Мама погладила меня по голове и тихим голосом стала уговаривать:

— Иди домой! Жена должна молча помогать мужу. Особенно когда муж в беде. Ухаживай за ним, но не болтай и не улыбайся. Спросит — ответь. Если спросит о серьезном, — как быть, к кому пойти? — сумей так ответить, чтобы вышло, будто не ты посоветовала, а он сам додумался.

Я заткнула уши.

— Нет, нет, к Хартуму в дом не пойду!

— Там и твой дом. Не здесь, а там! — закричала мама.

Я ушла от нее в другую комнату. Больше не могла слушать. Никого не хотела видеть, ни с кем не хотела говорить.

Бросилась на кровать, на старую свою девичью кровать, попробовала, как раньше, довериться подушке, оросить ее слезами. Ничего не получилось. Лежала и смотрела в стенку. Надо было все обдумать. Надо, надо! Но я не умею думать, не знаю даже, с чего начать.

Только вчера… Да нет, сегодня я была счастливее всех на свете. Бахмуд мне дал серебряные пластинки, чтобы я училась гравировать по серебру. Это его собственные. Но если Хартуму не хватает серебра, а сейчас он должен пойти сдать…

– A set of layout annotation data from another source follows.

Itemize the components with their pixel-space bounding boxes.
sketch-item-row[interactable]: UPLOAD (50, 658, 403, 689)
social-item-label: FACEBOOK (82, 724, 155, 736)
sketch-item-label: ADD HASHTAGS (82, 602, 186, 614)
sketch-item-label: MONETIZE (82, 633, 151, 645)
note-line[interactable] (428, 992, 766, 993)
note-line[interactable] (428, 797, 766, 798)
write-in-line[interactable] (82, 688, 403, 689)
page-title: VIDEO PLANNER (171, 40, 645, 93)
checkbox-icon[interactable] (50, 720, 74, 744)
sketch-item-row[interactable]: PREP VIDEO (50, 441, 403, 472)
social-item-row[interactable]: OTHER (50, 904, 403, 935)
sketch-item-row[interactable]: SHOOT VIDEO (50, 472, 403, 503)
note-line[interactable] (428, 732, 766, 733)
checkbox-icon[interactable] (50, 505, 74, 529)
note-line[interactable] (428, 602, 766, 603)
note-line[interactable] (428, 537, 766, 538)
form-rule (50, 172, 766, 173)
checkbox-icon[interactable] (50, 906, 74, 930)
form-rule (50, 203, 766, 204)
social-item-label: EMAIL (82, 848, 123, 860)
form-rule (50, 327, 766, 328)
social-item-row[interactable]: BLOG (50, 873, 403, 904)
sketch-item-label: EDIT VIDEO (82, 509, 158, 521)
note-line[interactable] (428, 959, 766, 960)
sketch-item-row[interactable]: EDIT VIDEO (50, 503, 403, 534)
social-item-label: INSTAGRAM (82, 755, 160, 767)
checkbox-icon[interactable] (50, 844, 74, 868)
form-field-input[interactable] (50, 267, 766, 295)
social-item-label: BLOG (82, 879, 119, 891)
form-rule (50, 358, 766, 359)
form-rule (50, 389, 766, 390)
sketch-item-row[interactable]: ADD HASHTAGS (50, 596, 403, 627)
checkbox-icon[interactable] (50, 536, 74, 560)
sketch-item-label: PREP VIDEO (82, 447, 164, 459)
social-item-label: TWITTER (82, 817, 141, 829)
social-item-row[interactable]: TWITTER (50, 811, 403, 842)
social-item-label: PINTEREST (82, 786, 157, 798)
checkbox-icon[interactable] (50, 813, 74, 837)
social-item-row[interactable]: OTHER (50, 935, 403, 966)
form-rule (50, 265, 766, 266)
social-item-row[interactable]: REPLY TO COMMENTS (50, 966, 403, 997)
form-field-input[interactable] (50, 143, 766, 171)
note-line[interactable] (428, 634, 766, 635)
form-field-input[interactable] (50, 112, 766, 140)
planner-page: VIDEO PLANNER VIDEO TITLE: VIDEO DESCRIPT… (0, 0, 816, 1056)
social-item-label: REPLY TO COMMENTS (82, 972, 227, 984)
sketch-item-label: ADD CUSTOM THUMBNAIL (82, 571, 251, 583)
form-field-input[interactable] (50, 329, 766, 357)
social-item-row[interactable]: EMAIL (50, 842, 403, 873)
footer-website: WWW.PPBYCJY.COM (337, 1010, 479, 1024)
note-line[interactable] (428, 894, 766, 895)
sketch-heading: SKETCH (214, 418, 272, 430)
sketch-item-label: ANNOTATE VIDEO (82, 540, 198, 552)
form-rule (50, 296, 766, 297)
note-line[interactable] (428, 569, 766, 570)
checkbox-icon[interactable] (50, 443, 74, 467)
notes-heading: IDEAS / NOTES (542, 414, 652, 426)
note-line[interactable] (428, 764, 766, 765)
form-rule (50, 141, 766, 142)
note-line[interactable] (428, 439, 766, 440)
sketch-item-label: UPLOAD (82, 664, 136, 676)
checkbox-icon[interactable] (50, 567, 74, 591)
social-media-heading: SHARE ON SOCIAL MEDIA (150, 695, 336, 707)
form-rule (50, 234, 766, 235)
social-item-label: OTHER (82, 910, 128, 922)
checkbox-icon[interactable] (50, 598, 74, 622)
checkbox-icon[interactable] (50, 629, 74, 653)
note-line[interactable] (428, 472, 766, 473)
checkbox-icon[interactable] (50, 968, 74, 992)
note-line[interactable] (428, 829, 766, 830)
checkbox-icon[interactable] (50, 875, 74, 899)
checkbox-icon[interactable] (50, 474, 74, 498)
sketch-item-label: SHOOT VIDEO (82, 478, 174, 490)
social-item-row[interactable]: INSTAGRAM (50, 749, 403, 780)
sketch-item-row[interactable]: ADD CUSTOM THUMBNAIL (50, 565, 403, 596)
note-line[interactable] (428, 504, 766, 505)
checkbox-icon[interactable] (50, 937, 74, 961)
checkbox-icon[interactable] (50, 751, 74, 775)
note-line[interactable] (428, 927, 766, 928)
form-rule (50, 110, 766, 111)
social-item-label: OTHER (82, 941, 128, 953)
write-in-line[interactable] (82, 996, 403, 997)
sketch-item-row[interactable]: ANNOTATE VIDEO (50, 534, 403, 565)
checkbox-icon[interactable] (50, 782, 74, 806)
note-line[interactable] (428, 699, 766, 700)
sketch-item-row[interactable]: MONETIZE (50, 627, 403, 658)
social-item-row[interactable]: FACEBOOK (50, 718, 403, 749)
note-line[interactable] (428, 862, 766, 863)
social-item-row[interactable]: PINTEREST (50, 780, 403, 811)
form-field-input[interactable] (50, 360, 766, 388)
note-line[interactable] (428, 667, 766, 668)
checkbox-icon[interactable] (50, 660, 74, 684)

Я вскочила, как на пружине. Мне даже показалось, что Хартум отчаянным, каким-то не своим голосом крикнул с улицы: «Мадина!» Отдать? Сейчас же побегу и отдам Хартуму эти пластинки. Но тут же я сникла. Не может быть, чтобы он… Да, кстати, и пластинки никто не примет. Скажут: «Давай голубя». Взвесят обломки отлитого голубя, и если не хватит… Я думала, думала… Можно расплавить все вместе, и обломки и пластинки, в домашнем тигле. Можно даже отформовать и отлить голубя дома. Никто ведь тогда и не узнает, что у Хартума не получилось или что он пропил. Да, это хорошая мысль… для жулика. Неужели я, комсомолка, буду учить мужа скрывать преступление?!

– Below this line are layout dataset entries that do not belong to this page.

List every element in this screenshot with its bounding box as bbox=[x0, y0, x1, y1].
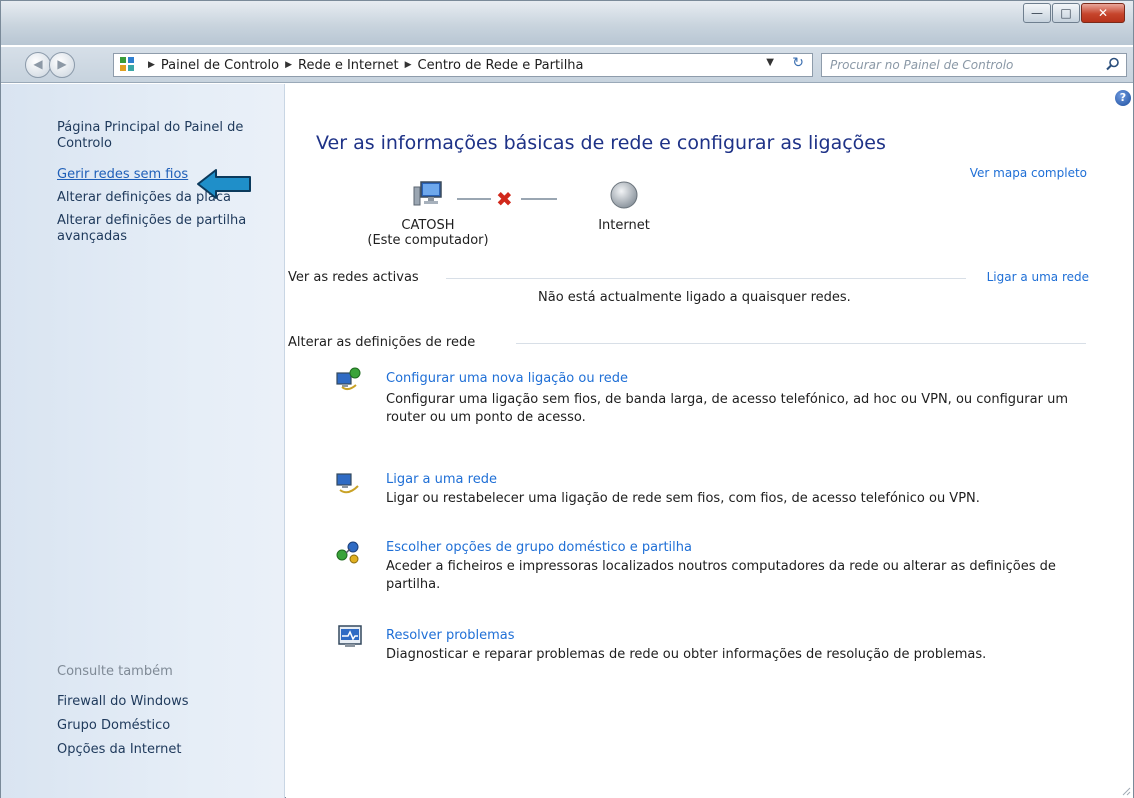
caption-buttons: — □ ✕ bbox=[1022, 3, 1125, 25]
resize-grip-icon[interactable] bbox=[1121, 786, 1131, 796]
breadcrumb[interactable]: ▶ Painel de Controlo ▶ Rede e Internet ▶… bbox=[113, 53, 813, 77]
connect-to-network-link[interactable]: Ligar a uma rede bbox=[987, 270, 1089, 284]
setup-new-connection-link[interactable]: Configurar uma nova ligação ou rede bbox=[386, 371, 628, 386]
control-panel-window: — □ ✕ ◀ ▶ ▶ Painel de Controlo ▶ Rede e … bbox=[0, 0, 1134, 798]
minimize-icon: — bbox=[1031, 6, 1043, 20]
refresh-icon[interactable]: ↻ bbox=[792, 55, 804, 71]
troubleshoot-link[interactable]: Resolver problemas bbox=[386, 628, 514, 643]
sidebar-home-link[interactable]: Página Principal do Painel de Controlo bbox=[57, 120, 267, 152]
breadcrumb-separator-icon[interactable]: ▶ bbox=[148, 60, 155, 70]
computer-icon[interactable] bbox=[412, 179, 444, 211]
troubleshoot-icon bbox=[338, 625, 362, 647]
search-box[interactable] bbox=[821, 53, 1127, 77]
history-dropdown-icon[interactable]: ▼ bbox=[766, 57, 774, 68]
close-button[interactable]: ✕ bbox=[1081, 3, 1125, 23]
help-icon[interactable]: ? bbox=[1115, 90, 1131, 106]
breadcrumb-separator-icon[interactable]: ▶ bbox=[405, 60, 412, 70]
section-divider bbox=[516, 343, 1086, 344]
computer-node-label: CATOSH (Este computador) bbox=[358, 218, 498, 248]
connect-to-network-task-link[interactable]: Ligar a uma rede bbox=[386, 472, 497, 487]
connect-to-network-description: Ligar ou restabelecer uma ligação de red… bbox=[386, 491, 980, 506]
breadcrumb-control-panel[interactable]: Painel de Controlo bbox=[161, 58, 279, 73]
computer-subtitle: (Este computador) bbox=[367, 233, 489, 248]
sidebar-item-homegroup[interactable]: Grupo Doméstico bbox=[57, 718, 170, 734]
maximize-icon: □ bbox=[1060, 6, 1072, 20]
breadcrumb-separator-icon[interactable]: ▶ bbox=[285, 60, 292, 70]
maximize-button[interactable]: □ bbox=[1052, 3, 1080, 23]
forward-arrow-icon: ▶ bbox=[57, 57, 67, 71]
disconnected-x-icon: ✖ bbox=[496, 187, 513, 211]
setup-new-connection-description: Configurar uma ligação sem fios, de band… bbox=[386, 392, 1068, 425]
computer-name: CATOSH bbox=[401, 218, 455, 233]
sidebar-item-advanced-sharing[interactable]: Alterar definições de partilha avançadas bbox=[57, 213, 267, 245]
not-connected-status: Não está actualmente ligado a quaisquer … bbox=[538, 290, 851, 305]
homegroup-sharing-description: Aceder a ficheiros e impressoras localiz… bbox=[386, 559, 1056, 592]
map-connector-line bbox=[521, 198, 557, 200]
sidebar-item-internet-options[interactable]: Opções da Internet bbox=[57, 742, 181, 758]
search-icon[interactable] bbox=[1106, 57, 1120, 71]
internet-globe-icon[interactable] bbox=[608, 179, 640, 211]
forward-button[interactable]: ▶ bbox=[49, 52, 75, 78]
address-row: ◀ ▶ ▶ Painel de Controlo ▶ Rede e Intern… bbox=[1, 47, 1133, 83]
sidebar-item-firewall[interactable]: Firewall do Windows bbox=[57, 694, 189, 710]
title-bar[interactable]: — □ ✕ bbox=[1, 1, 1133, 45]
sidebar-item-manage-wireless[interactable]: Gerir redes sem fios bbox=[57, 167, 188, 183]
breadcrumb-network-internet[interactable]: Rede e Internet bbox=[298, 58, 399, 73]
main-content: ? Ver as informações básicas de rede e c… bbox=[286, 84, 1133, 798]
internet-label: Internet bbox=[598, 218, 650, 233]
map-connector-line bbox=[457, 198, 491, 200]
close-icon: ✕ bbox=[1097, 6, 1109, 20]
control-panel-icon bbox=[120, 57, 136, 73]
homegroup-sharing-link[interactable]: Escolher opções de grupo doméstico e par… bbox=[386, 540, 692, 555]
sidebar: Página Principal do Painel de Controlo G… bbox=[1, 84, 285, 798]
pointer-arrow-icon bbox=[197, 169, 251, 199]
see-also-heading: Consulte também bbox=[57, 664, 173, 679]
breadcrumb-network-sharing-center[interactable]: Centro de Rede e Partilha bbox=[418, 58, 584, 73]
homegroup-icon bbox=[336, 541, 359, 564]
section-divider bbox=[446, 278, 966, 279]
troubleshoot-description: Diagnosticar e reparar problemas de rede… bbox=[386, 647, 987, 662]
active-networks-label: Ver as redes activas bbox=[288, 270, 419, 285]
page-title: Ver as informações básicas de rede e con… bbox=[316, 132, 886, 154]
connect-network-icon bbox=[336, 473, 359, 494]
change-settings-label: Alterar as definições de rede bbox=[288, 335, 476, 350]
back-arrow-icon: ◀ bbox=[33, 57, 43, 71]
back-button[interactable]: ◀ bbox=[25, 52, 51, 78]
search-input[interactable] bbox=[822, 54, 1092, 76]
minimize-button[interactable]: — bbox=[1023, 3, 1051, 23]
full-map-link[interactable]: Ver mapa completo bbox=[970, 166, 1087, 180]
new-connection-icon bbox=[336, 367, 361, 391]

После этих мыслей мне стало ужасно жалко Хартума. Он преступник, его арестуют… Я уже видела, как его ведет милиционер, направив ему в спину пистолет. Видела, как открывается автобусная дверца с решеткой, в нее входит, спотыкаясь, мой муж… От таких видений я насмерть перепугалась, стала искать маму, но ее не оказалось дома. «Что же мне делать, что делать?» — вскричала я. Никто мне не ответил.

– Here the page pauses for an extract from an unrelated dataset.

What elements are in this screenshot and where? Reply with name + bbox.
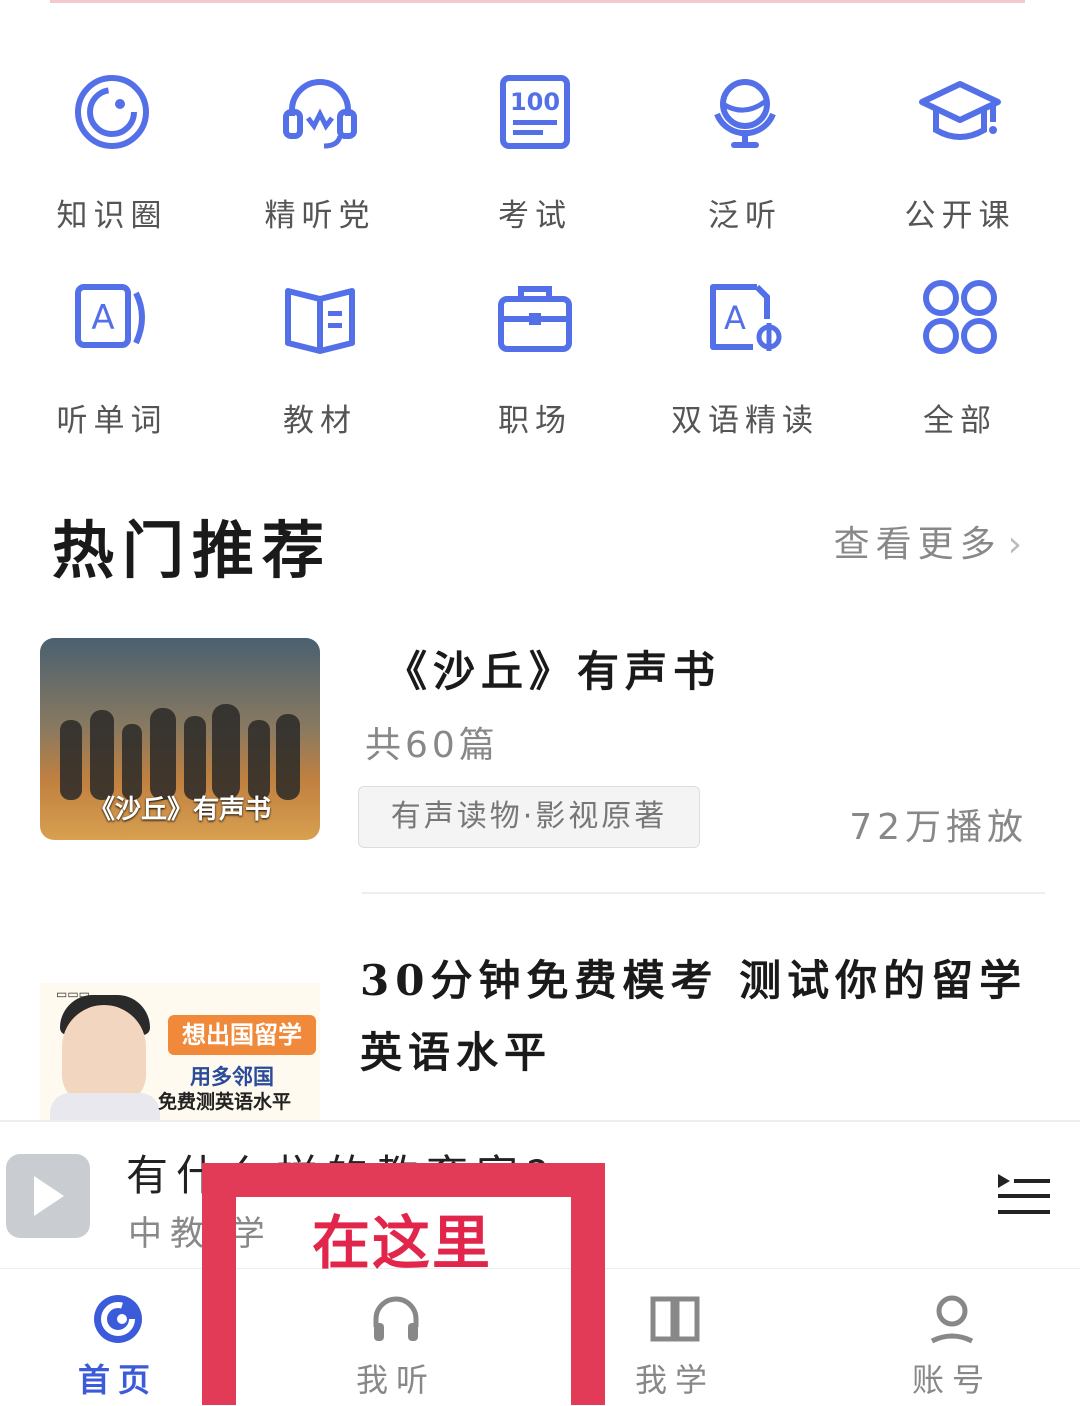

Мама права: я должна быть с мужем. Пусть орет, пусть бьет, пусть пьет! Могу ему дать на пропой свое кольцо и серьги, лишь бы все было хорошо в нашей молодой семье. И прощения у него попрошу. «Не сердись, Хартумчик, за то, что на меня наорал. Больше не буду, прости меня. Я вот принесла тебе палку, которой мой папка лупил маму. Учи меня послушанию и покорности, учи дуру, учи!»

Так я металась по дому, жалея и проклиная Хартума, и себя, и всех нас: маму, покойного папку, Бахмуда, свекровь и даже Бику — она ведь хорошо рисует, даже лучше меня.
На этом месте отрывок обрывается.